Wednesday, May 05, 2010

So why shouldn't Greece just default on its debt? Anyone want to make the case?

Update : worth reading Bill Seitz's link (in the comments) and this.

What's utterly clear is that, however they've managed it, the financial community have contrived to speculate with the world's wealth for the last few years, awarding themselves huge pay-offs when they hit the jackpot. When, however, the whole edifice finally comes crashing down, they cry to their governments for bail-outs while the bond markets pressure the politicians of the wealthy countries to pressurize the politicians of the poorer countries to push the pain onto the most vulnerable and needy members of their society.

It is Greek pensioners, the sick and the unemployed who will suffer the worst of the downside of the austerity measures that were voted through today.
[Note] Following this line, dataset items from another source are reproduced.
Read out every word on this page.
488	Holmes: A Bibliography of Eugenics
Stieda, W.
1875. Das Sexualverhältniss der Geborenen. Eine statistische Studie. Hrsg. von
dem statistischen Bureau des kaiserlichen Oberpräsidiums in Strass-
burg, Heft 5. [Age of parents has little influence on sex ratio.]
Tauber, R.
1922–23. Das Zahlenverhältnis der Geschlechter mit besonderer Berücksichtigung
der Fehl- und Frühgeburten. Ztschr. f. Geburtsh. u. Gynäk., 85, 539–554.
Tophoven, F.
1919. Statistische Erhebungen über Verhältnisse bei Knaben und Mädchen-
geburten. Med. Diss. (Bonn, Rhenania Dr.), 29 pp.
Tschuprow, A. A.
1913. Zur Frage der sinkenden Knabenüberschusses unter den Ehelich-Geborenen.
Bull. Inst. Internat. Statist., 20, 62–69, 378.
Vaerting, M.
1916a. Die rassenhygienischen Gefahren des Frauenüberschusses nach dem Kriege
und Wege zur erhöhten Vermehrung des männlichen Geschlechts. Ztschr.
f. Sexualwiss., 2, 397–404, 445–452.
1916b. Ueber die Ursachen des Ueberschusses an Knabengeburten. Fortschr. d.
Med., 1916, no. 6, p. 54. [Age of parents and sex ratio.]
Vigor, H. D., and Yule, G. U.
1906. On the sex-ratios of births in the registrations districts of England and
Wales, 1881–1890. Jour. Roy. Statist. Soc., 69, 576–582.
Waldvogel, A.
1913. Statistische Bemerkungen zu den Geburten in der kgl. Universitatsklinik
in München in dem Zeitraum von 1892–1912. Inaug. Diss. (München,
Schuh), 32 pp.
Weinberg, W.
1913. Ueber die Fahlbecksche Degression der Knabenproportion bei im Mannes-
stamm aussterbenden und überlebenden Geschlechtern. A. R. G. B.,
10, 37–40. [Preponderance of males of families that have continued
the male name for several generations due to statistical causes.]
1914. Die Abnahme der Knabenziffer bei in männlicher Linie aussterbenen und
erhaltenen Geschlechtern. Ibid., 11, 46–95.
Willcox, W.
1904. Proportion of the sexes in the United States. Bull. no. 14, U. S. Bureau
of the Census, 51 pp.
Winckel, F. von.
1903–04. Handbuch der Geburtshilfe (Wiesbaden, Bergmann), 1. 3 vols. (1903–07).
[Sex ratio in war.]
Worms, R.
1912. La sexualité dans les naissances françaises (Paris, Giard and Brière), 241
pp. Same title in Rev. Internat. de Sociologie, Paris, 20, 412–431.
Yet it was the elites of these countries which borrowed the money and enjoyed its benefits. And it is the foreign lenders (those who allegedly bear the risk), that are guaranteed to be repaid, thanks to the IMF, EU and Greek government.

There's nothing new here. It's the old logic of capitalism playing out yet again (as it has in Asia and Latin America, Russia and Eastern Europe for the last two decades). Maybe its coming for all of us in Europe now.

2 comments:

BillSeitz said...

The only reason not to default is that it would make it impossible to get more debt (at least in the short-term). Which is a problem when running a deficit.

http://www.newworldeconomics.com/archives/2010/050210.html

phil jones said...

Thanks Bill. Good link. Lots to think about there.